La maison bleue
Publié : ven. mai 31, 2019 1:40 pm
La poutine de chez Austin
Richard Therrien
CHRONIQUE / Nous sommes au bureau ovale du président de la République du Québec. Élu en 2016, Jacques Hamelin réprimande sa fille Gabrielle, qui a osé présenter une dissertation au cégep sur les bienfaits du fédéralisme, saluée par son professeur, reprise depuis partout dans les médias, et tout ça, avec l’assentiment de la première dame. Un scandale de plus à étouffer pour le président Hamelin, qui en a déjà plein les bras avec les propositions farfelues de son homologue américain.
«Dans n’importe quel show politique, aussi sérieux soit-il, c’est une accumulation de problèmes un par-dessus l’autre», me dit l’auteur et réalisateur Ricardo Trogi, sur le plateau de tournage de La maison bleue, dans le sud-ouest de Montréal. Annoncée récemment, cette comédie destinée à l’Extra d’ICI Tou.tv imaginera ce qu’aurait été le Québec si le Oui l’avait emporté en 1995. À l’extérieur du bureau ovale, réplique réduite de celui de la Maison-Blanche, sont affichés des portraits des anciens chefs souverainistes (Landry, Bouchard, Lévesque, etc.) et de... Mario Tremblay. On ne sait toujours pas qui apparaîtra sur les dollars québécois. Au fait, Jacques Hamelin ne perd pas l’habitude de manger sa poutine, non pas chez Ashton, mais bien chez Austin.

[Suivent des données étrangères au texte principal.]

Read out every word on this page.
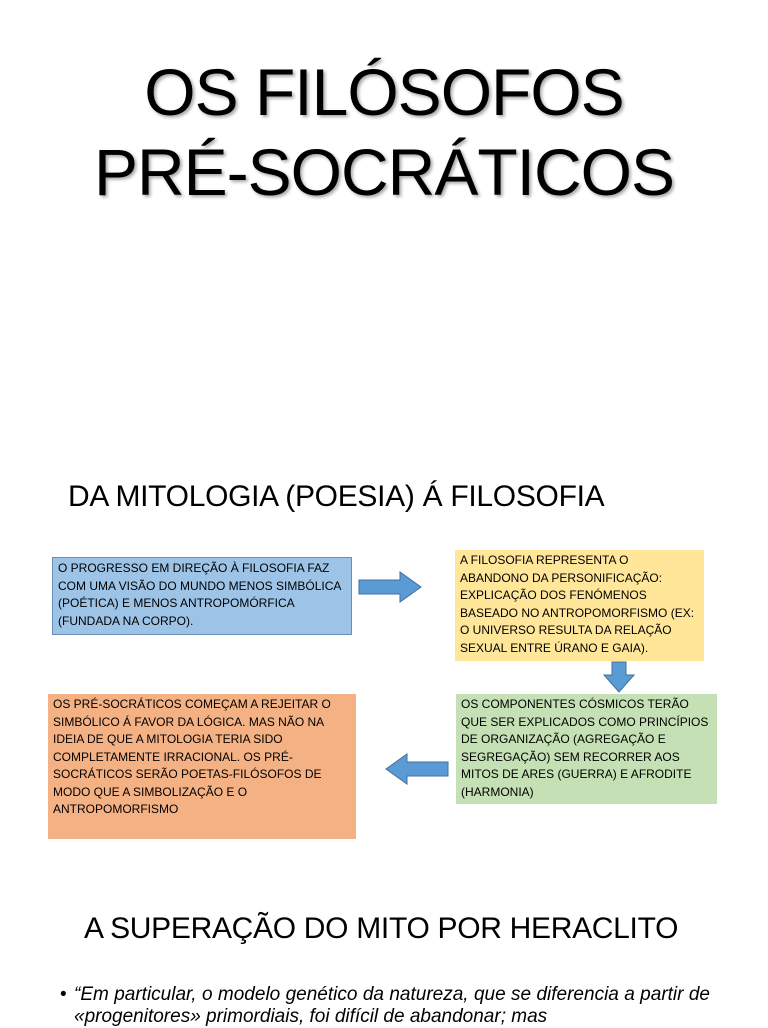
OS FILÓSOFOS
PRÉ-SOCRÁTICOS
DA MITOLOGIA (POESIA) Á FILOSOFIA
O PROGRESSO EM DIREÇÃO À FILOSOFIA FAZ COM UMA VISÃO DO MUNDO MENOS SIMBÓLICA (POÉTICA) E MENOS ANTROPOMÓRFICA (FUNDADA NA CORPO).
A FILOSOFIA REPRESENTA O ABANDONO DA PERSONIFICAÇÃO: EXPLICAÇÃO DOS FENÓMENOS BASEADO NO ANTROPOMORFISMO (EX: O UNIVERSO RESULTA DA RELAÇÃO SEXUAL ENTRE ÚRANO E GAIA).
OS COMPONENTES CÓSMICOS TERÃO QUE SER EXPLICADOS COMO PRINCÍPIOS DE ORGANIZAÇÃO (AGREGAÇÃO E SEGREGAÇÃO) SEM RECORRER AOS MITOS DE ARES (GUERRA) E AFRODITE (HARMONIA)
OS PRÉ-SOCRÁTICOS COMEÇAM A REJEITAR O SIMBÓLICO Á FAVOR DA LÓGICA. MAS NÃO NA IDEIA DE QUE A MITOLOGIA TERIA SIDO COMPLETAMENTE IRRACIONAL. OS PRÉ-SOCRÁTICOS SERÃO POETAS-FILÓSOFOS DE MODO QUE A SIMBOLIZAÇÃO E O ANTROPOMORFISMO
A SUPERAÇÃO DO MITO POR HERACLITO
• “Em particular, o modelo genético da natureza, que se diferencia a partir de «progenitores» primordiais, foi difícil de abandonar; mas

La maison bleue pose essentiellement la question suivante : «A-t-on les moyens de nos ambitions?» Parce que, même 25 ans après son indépendance, le Québec ne parvient pas à se sortir du débat identitaire. Ricardo Trogi, en nomination au Gala Québec Cinéma dimanche soir prochain pour son film 1991, s’étonne que personne n’ait eu l’idée de faire une série sur ce sujet. Y’a-t-il un risque qu’on accuse la série de mépris envers le projet souverainiste? «C’est de la comédie, je ne peux pas y aller à moitié. On a fait attention pour que le Québec et le Canada soient couillons ou stupides égaux dans leurs façons de gérer leur propre pays. Il y a un souci d’équilibre, aussi en terme de diversité», affirme Trogi, qui s’attend à recevoir plus de réactions que pour ses œuvres précédentes. Après tout, la politique est une religion. «Mais je ne virerai pas fou non plus avec ça.»
Guy Nadon, qui incarne ce président rempli de bonne volonté, a le privilège et le luxe de cumuler en parallèle les rôles dramatiques et comiques depuis plusieurs années. «La vie d’un acteur est fantasmique. Je passe ma vie à me réaliser à travers quelqu’un d’autre que moi-même», confie le comédien avec un brin d’excitation. «Même O’ pouvait me permettre de juxtaposer le ridicule au drame des êtres humains. J’ai souvent vu ça dans ma propre vie, que ce soit dans les salons mortuaires ou les mariages.» Et si on avait dit Oui en 1995? «On aurait plus d’ambassadeurs, plus de compétences qui nous seraient utiles. C’est pour ça que les gens font des pays, pour devenir plus compétents», croit Guy Nadon, qui portait une écharpe au bras sur le plateau. La cause : une bataille du président avec son voisin fédéraliste, venu s’installer juste à côté juste pour lui rendre la vie impossible.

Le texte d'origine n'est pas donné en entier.